From Russia (or China or Peru or Bucharest) with love
by Geraldine Sherman
(Toronto Life November, 1995)
ALISON PENTLAND-FOLK labours tirelessly in the bizarre, looking-glass world of international adoption, trying to unite babies from foreign countries with Canadians desperate to become parents. The people she sees, mostly couples in their early forties, have endured years of marriage-straining infertility. Many delayed having children until they established their careers, then found it was too late. A generation ago, these couples would have had little trouble adopting in Toronto. Today, the demand for babies far outstrips the local supply. About 22,000 couples, and hundreds of single people, sit on adoption agency waiting lists for an average of six years.

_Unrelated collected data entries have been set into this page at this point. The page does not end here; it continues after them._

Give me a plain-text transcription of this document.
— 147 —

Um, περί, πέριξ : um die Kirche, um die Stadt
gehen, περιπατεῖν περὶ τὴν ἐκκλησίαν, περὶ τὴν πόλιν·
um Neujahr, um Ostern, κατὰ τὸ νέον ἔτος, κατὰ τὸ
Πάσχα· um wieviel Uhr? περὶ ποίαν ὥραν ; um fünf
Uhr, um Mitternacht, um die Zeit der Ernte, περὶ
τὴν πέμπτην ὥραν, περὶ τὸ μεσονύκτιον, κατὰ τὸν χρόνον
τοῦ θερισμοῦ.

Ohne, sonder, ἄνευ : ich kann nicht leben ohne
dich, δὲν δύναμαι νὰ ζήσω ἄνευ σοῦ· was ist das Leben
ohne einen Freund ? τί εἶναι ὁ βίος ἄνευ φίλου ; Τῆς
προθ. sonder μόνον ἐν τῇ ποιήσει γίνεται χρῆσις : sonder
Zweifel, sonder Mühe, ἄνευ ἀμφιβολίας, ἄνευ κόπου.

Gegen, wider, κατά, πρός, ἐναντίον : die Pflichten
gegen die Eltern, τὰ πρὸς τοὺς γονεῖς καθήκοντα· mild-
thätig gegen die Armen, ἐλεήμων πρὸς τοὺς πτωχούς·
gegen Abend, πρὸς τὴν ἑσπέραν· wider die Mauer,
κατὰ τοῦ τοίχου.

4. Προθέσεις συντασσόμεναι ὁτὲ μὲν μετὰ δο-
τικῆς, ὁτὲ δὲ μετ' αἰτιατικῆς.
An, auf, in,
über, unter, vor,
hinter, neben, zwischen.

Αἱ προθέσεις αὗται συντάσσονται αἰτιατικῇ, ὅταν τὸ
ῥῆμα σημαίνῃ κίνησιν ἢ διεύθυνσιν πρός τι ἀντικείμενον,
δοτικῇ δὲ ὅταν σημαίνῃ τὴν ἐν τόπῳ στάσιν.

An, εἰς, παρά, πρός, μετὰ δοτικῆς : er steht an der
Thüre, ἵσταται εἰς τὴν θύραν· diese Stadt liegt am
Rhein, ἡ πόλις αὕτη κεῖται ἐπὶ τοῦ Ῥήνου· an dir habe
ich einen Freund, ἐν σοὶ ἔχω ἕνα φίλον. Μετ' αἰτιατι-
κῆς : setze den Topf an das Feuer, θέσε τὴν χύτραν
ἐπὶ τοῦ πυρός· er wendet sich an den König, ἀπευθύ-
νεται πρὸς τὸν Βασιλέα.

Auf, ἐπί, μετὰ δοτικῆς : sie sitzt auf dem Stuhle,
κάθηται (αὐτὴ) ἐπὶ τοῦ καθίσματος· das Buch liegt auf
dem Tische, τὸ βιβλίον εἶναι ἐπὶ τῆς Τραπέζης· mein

More than half the babies and toddlers Canadians adopt, about 2,500 a year, come from outside the country.
Alison's two children, Colin and Madeleine, born in Romania in the early 1990s, became part of her family through complex transactions involving social workers, lawyers, governments on two continents, and substantial sums of money. "We're all survivors," Alison says. "It makes for an incredible family." As a member of SPARK -- Support for Parents Adopting & Raising World Kids -- she regularly invites prospective parents to her west end home for a crash course in how the system works.
She sits on a low stool in her living room, within reach of several boxes of reference material. Surrounding her are six couples. The women settle in, but several men perch on the arms of their chairs, as if ready to bolt. "Be honest," she begins, "how many of you fought with your spouse on the way here?" Everyone giggles. She assures them conflict is normal. There's usually one partner who still dreams of a biological family.